In fact, little in the analysis above needs to change. Indeed, all of the above analysis goes through for firms that have no financial businesses. Well-run firms regardless of industry have scarce internal buffers, so the second and third factors remain important. The first factor is traditionally used for capital budgeting in non-financial firms, so it remains as well.

However, there is an important underlying change in emphasis. First, in diversified financial firms, pricing decisions more often apply to business lines or units rather than individual contractual positions. After all, business line risks stress capital more than particular balance sheet exposures. The framework remains useful for benchmarking business lines’ profits against the risks that they generate for the firm overall. And it is important to have hurdle rates for business lines, both for capital budgeting and acquisition/divestiture decisions.

Second, there is a change in regulatory emphasis as well. Clearly, bank-wide capital requirements have to be evaluated based not only on balance sheet exposures, but on the business risk of the firm. Regulators need to be mindful of the externalities associated with marrying a fee or service business with a bank. I discussed the positive externalities of such a marriage when I added the expected profitability of service activities to VaR.
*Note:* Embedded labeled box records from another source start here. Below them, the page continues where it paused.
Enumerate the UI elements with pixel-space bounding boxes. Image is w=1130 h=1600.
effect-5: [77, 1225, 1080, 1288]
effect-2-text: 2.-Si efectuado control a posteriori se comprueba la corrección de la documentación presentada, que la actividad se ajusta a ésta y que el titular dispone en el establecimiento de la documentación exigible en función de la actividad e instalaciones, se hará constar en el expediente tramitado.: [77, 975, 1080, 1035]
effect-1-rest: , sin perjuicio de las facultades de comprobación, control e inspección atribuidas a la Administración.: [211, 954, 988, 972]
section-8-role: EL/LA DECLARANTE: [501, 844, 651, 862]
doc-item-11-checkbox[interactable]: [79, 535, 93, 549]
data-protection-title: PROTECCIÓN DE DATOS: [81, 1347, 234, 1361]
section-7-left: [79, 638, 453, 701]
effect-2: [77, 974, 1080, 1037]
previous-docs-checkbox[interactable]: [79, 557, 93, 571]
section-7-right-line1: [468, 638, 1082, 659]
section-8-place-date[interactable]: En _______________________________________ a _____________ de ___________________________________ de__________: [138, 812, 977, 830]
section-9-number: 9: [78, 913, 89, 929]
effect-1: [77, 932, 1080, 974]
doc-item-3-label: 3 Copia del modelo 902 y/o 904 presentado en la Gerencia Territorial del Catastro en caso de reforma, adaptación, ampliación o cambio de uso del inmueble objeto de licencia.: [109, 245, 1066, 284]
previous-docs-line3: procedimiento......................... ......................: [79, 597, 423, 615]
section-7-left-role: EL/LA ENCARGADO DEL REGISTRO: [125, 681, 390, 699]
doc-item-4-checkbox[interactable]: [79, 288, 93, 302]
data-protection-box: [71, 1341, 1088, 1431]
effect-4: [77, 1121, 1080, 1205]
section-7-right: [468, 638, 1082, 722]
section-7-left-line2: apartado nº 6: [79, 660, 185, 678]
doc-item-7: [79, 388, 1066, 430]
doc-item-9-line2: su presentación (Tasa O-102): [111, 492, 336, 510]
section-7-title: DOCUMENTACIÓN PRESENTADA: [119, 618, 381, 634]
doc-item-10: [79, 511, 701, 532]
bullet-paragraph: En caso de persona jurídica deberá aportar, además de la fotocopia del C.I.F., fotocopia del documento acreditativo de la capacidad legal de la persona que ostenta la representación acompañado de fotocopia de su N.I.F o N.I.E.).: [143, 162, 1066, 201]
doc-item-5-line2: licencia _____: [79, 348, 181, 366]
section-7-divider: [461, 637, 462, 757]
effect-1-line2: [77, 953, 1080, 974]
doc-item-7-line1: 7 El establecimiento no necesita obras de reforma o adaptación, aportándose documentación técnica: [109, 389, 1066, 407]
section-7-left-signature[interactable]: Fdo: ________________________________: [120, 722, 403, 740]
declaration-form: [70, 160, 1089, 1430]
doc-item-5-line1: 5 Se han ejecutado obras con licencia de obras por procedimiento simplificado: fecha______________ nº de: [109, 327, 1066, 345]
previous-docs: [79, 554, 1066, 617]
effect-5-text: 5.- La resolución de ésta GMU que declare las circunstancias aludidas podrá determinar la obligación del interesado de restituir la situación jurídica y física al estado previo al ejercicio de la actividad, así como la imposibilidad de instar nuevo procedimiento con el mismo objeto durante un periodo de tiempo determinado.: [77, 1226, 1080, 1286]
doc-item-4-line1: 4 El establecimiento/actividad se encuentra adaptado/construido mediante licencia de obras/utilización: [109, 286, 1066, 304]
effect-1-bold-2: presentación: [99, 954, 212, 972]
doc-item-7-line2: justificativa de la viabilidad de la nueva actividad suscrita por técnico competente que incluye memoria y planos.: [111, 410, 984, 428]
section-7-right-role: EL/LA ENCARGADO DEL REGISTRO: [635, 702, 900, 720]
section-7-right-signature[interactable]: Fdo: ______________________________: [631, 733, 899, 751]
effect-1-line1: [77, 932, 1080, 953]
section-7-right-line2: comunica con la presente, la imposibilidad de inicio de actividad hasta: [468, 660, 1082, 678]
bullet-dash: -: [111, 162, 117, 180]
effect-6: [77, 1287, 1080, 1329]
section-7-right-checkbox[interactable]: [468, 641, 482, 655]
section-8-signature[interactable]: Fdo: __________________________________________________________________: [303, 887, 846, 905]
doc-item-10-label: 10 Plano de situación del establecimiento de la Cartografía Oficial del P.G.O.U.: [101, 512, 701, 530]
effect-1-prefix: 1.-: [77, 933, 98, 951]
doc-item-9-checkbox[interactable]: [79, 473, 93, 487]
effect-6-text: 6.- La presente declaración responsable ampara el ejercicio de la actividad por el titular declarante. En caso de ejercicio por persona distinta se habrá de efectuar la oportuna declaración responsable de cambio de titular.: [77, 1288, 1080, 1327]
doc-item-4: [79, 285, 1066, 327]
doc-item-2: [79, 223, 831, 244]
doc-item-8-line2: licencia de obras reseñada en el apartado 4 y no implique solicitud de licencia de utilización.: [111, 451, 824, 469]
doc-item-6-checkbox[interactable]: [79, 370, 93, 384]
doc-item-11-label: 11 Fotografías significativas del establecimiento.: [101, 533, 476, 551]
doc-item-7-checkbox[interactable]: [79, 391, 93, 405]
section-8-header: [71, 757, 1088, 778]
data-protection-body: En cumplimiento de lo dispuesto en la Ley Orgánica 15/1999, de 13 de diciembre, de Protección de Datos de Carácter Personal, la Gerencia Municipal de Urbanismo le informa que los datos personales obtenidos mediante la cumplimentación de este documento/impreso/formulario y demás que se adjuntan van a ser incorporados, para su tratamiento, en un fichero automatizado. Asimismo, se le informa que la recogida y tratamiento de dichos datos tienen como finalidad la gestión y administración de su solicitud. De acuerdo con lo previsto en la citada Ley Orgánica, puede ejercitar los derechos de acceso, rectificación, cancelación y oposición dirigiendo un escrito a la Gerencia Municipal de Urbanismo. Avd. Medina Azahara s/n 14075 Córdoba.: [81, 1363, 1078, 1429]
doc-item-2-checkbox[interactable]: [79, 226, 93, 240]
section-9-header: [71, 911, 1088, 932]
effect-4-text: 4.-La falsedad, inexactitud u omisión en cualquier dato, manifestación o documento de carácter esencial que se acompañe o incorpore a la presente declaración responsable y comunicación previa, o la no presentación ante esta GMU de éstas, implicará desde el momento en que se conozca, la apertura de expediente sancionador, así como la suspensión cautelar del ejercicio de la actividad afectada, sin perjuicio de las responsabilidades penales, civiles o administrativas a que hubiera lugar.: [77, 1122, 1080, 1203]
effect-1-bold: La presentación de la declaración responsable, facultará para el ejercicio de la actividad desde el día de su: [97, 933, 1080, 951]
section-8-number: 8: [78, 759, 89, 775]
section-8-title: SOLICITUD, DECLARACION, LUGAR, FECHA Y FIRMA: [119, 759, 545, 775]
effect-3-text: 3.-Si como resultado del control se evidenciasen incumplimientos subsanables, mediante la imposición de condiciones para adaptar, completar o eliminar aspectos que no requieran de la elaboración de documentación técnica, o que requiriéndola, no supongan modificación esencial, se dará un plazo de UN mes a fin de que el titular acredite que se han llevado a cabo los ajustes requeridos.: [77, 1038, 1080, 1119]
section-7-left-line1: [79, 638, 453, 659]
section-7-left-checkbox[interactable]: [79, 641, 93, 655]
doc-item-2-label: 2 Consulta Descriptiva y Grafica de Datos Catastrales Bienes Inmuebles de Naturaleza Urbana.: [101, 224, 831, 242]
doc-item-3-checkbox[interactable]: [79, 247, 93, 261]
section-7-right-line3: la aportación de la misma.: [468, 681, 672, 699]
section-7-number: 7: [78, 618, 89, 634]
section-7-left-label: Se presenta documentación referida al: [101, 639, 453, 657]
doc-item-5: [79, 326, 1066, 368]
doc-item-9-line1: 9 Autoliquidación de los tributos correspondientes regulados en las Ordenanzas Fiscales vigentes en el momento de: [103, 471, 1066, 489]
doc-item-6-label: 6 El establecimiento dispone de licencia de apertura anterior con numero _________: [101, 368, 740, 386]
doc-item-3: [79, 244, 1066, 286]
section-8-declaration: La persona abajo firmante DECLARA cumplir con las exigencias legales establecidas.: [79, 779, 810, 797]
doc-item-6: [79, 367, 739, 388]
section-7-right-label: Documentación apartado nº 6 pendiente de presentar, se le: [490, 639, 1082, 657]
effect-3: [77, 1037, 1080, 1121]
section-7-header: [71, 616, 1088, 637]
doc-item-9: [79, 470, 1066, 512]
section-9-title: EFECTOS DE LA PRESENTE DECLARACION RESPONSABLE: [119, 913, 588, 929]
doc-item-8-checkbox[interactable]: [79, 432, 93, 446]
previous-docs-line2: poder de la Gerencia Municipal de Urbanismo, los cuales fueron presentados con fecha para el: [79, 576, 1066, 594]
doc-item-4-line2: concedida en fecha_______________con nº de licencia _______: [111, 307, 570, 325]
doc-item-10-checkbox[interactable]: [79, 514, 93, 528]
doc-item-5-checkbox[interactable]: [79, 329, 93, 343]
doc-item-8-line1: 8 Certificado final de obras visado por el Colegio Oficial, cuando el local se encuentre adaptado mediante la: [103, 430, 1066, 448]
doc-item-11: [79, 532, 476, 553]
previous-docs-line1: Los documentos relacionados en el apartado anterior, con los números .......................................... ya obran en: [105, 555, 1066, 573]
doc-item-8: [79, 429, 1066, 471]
However, this marriage also brings negative externalities. Standalone origination activities, for example, themselves carry little systemic risk. A nonfinancial firm may become insolvent or illiquid, but that is unlikely to spread to other firms or to affect the financial sector at large. However, once warehousing and other services are combined in a single firm, systemic and firm-liquidity risks can be triggered from outside of the warehousing sector. This is the reason that a movement toward greater corporate separation of warehousing and origination/distribution activities is beneficial. And when such activities remain co-mingled, regulators need to ensure these added risks are taken into account.